At that time, Yehudi Lindeman, a professor of Literature at McGill University, was arranging meetings to allow hidden child survivors to tell their story. When Leah came to the first meeting, she was astonished to see a room filled with half of the parents of her students and many other members of the community. There were lawyers, doctors, all highly educated and accomplished who hadn’t known of each other’s hidden identity. Professor Lindeman himself had survived as a young child hidden in Holland.
Leah started to speak and spoke to her listeners’ hearts.
“When I spoke to children, I would tell them about the children of the Holocaust, and they knew I would only tell them the truth. I would also use the powerful text I Never Saw Another Butterfly, Children’s Drawings and Poems from the Terezinstadt Concentration Camp, 1942-1944.

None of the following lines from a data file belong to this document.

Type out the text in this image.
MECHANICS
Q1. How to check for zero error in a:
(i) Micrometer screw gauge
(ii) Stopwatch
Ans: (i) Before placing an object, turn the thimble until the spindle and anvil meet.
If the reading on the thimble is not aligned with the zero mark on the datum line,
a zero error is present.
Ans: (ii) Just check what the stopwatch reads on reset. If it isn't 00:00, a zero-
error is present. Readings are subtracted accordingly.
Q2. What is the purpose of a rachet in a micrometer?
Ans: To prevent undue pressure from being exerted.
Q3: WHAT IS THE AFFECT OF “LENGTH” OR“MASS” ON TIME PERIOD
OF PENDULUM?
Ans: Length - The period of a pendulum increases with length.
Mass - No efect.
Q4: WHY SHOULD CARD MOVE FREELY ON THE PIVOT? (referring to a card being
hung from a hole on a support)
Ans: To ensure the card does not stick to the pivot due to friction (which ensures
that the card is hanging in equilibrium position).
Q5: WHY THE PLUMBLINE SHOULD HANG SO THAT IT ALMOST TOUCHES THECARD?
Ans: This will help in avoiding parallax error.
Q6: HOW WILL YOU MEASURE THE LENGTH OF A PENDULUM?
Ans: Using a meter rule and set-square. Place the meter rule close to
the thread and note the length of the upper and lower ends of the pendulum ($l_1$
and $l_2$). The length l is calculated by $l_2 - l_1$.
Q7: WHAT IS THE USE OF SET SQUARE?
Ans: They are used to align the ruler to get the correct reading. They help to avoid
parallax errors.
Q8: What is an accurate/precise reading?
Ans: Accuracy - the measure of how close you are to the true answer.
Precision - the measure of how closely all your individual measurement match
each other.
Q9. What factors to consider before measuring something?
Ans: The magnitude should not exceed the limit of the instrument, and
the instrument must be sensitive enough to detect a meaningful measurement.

“Once, in a classroom, one of the children handed me a slim pictorial book, Where is Willy? Even though I had never seen it before, I agreed to read it to them.
“On the first page, Willy is seen sitting with his family, his parents and his sister. ‘Willy is happy at home,’ read the text.
“On the next page, Willy is sitting in a classroom wearing a yellow star. ‘Willy is not happy.’
“Then, on page three, Willy is behind gates in the Warsaw Ghetto. His sister is on the ground, both are hardly alive, and death is all around them. Willy is trying to put some food into her mouth.
“The last page is blank. The children were horrified. They cried out in unison: ‘Where is Willy?’ I could not answer them. I said: ‘Class, you tell me: Where is Willy?’
They broke out weeping. The principal asked me: ‘What have you done to your class?’ I told them about a child, just one.